Sunday 16 May 2010

«Ateliers de lumière»

«Ateliers de lumière», Sylvie Germain, Desclée de Brouwer, 2004


A l'orée du visible:


Ouverture. «La lumière est aux peintres ce que le chant des mots est aux poètes, la mélodie du silence aux musiciens: la source et l'horizon de leur désir, le foyer de l'amour qui les lancine et les met perpétuellement en chemin, en tension, en appel.»(p10, 11). Se tenir sur le seuil. De l'atelier du peintre, de celui de la lumière, du miracle de la vision. Ateliers de lumière. Celle de trois peintres: Piero della Francesca, Johannes Vermeer et Georges de La Tour. Avec «Ateliers de lumière», Sylvie Germain, romancière par vocation et philosophe de formation, nous fait ici le don inestimable d'un livre à la fois très inspiré - j'ai envie d'écrire, intime - et à portée universelle. Pourquoi universelle? En regardant à nouveau ce que ces peintres ont vu, et qui ont tous en commun d'être des disciples de la lumière, Sylvie Germain souligne par là même la dimension ontologique de la peinture. Trois regards, trois quêtes et trois visitations de la lumière, dans ces ateliers dont l'auteur a franchi pour nous le seuil.


L'ouvrage qui commence par le récit des origines: «Que la lumière soit, et la lumière fut.» (p7), introduit le compagnonnage inévitable de l'obscurité et de la lumière, leur poids de chair et de rêve, entre les mains du peintre.
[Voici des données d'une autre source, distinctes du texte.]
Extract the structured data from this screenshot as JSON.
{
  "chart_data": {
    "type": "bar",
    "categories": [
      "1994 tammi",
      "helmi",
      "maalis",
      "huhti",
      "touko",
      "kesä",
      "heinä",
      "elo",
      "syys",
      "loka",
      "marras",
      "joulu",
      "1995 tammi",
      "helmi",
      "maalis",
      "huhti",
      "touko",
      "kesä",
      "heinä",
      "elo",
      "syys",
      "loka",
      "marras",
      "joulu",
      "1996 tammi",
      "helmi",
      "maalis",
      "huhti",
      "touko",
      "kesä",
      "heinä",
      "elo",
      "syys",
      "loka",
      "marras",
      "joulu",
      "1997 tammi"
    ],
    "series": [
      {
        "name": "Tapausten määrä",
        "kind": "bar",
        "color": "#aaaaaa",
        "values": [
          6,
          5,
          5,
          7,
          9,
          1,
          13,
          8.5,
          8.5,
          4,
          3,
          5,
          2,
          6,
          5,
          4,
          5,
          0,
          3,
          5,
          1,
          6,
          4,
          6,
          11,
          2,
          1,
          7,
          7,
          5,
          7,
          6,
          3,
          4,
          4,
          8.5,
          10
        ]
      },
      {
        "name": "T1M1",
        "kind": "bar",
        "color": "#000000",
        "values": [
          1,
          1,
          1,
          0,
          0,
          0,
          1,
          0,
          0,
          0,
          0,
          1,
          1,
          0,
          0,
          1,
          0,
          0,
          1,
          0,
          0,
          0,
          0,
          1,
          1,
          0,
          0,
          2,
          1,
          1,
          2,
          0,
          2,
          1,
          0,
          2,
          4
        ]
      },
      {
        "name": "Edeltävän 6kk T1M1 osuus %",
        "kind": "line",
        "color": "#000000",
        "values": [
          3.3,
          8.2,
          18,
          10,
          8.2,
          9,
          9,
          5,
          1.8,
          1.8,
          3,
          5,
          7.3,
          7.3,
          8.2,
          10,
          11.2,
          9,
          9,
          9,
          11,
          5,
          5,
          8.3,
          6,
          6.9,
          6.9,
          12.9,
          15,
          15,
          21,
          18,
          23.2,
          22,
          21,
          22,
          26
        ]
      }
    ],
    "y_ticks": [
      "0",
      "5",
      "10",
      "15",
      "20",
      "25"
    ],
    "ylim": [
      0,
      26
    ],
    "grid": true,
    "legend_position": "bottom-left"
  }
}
Car pour Sylvie Germain, «La lumière a un grain, comme la peau, une étoffe...» (p9), et il s'ensuit que sa présence ne relève donc pas seulement de l'abstraction et que le peintre est tout à la fois œil et main, visionnaire et orpailleur. Pour autant, la lumière demeure insaisissable et c'est justement sa quête toujours renouvelée, vers son mystère inépuisable, qui éclaire les pages de ce livre. 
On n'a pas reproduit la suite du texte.